Todavia, com o passar dos anos, a maioria, reitero, frustra as expectativas. Pessoas que os pais esperavam que fossem médicos, advogados, engenheiros etc., por exemplo, não revelam pendor para os estudos, ou não sabem aproveitar as raras oportunidades que lhes surgem, e fracassam fragorosamente. Não raro, não dão em nada, quando não se transformam em pesos mortos para a família e a sociedade, ou se marginalizam e se tornam bandidos, inimigos inconciliáveis da própria espécie.
Mas a vida nos outorga uma varinha mágica, que opera milagres e realiza (ou pelo menos traz a ilusão de realizar) o irrealizável. Compete-nos encontrá-la, a tempo, e utilizá-la ou não. A escolha é nossa. Qual é ela? Como é? Onde está?
O poeta alemão, Johann Wolfgang von Goethe, nos revela qual é esta varinha mágica, que nos propicia certa satisfação pessoal, posto que sempre ilusória: “Só a arte permite a realização de tudo o que na realidade a vida recusa ao homem”.
Todos temos algum pendor artístico, mesmo que sequer desconfiemos. Uns, têm o talento de pintar, outros de esculpir, outros de compor música, outros ainda de executá-la, outros de escrever e vai por aí afora. Compete-nos descobrir nossa aptidão, desenvolvê-la, aperfeiçoá-la e, claro, utilizá-la. Talento algum se impõe por si só e muito menos nos vem completo e acabado.
A arte permite, por exemplo, que o doente transforme a doença em saúde e vigor; que o fracassado no amor torne esse fracasso no êxtase e delírio do sucesso e que o humilhado e ofendido tenha a ilusão da glória e do poder. Todos eles realizam-se nas obras que produzem que, dependendo da qualidade e das circunstâncias, os imortalizam e até os glorificam.
Não raro pintores (ou escultores) doentes, ou portadores de graves deficiências físicas, sublimam essas características limitantes e pintam (ou esculpem) figuras que recendem a fortaleza e vigor, protótipos da perfeição orgânica com que sonham, Apolos, Davis, Dianas etc., retratos de corpo inteiro das suas aspirações.
É comum escritores (poetas ou não), fracassados no amor, por idealizarem amadas com perfeição inacessível a humanos (como a Beatriz de Dante), criarem personagens divinos, não somente felizes, mas que espalham felicidade e encantamento ao seu redor, que se existissem em carne e osso realizariam os mais impossíveis e delirantes sonhos de qualquer mortal.
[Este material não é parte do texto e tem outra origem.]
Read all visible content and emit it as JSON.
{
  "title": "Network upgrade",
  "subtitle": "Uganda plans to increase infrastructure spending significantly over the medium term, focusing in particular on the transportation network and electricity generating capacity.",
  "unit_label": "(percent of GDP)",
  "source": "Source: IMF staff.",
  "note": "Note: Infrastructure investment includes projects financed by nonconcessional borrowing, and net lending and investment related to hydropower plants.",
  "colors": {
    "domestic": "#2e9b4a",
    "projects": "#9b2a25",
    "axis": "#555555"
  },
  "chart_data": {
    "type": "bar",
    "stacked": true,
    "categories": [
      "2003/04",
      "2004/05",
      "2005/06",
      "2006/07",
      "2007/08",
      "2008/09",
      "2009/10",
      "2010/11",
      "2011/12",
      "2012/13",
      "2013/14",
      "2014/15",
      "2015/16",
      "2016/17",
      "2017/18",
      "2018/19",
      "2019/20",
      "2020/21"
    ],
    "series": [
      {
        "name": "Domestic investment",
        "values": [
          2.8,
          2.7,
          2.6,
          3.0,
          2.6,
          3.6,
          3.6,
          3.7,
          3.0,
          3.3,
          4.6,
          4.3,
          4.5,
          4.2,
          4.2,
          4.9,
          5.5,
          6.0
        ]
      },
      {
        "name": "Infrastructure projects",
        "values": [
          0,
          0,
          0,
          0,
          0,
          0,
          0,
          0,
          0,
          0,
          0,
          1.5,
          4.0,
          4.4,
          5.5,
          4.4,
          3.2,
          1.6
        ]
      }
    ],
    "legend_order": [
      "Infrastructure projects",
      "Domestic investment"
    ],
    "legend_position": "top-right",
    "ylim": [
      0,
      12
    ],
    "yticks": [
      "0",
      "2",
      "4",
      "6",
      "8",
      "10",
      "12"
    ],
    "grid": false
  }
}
O artista e o sábio são, via de regra, rejeitados por suas musas. Claro que há exceções, como tudo na vida. Mas a regra parece ser esta. É, pois, uma das promessas da vida que ela menos cumpre e mais nos frustra. Machado de Assis chegou a escrever instigante texto (se não me falha a memória, uma crônica) a respeito, destacando a estranha propensão das mulheres pelos tolos. Na arte, porém, essas amadas perfeitas existem e se imortalizam. E imortalizam, evidentemente, seus “criadores”.
A arte é, pois, em certa medida, a realização de fato do que a vida nos promete, mas depois nos nega. Talvez não no plano material (embora também possa ser). Mas num terreno muito menos concreto, por isso movediço, que é o dos sentimentos. Mas cá para nós, tanto uma quanto a outra, não passam, na verdade, de duas grandes ilusões! Ou não são?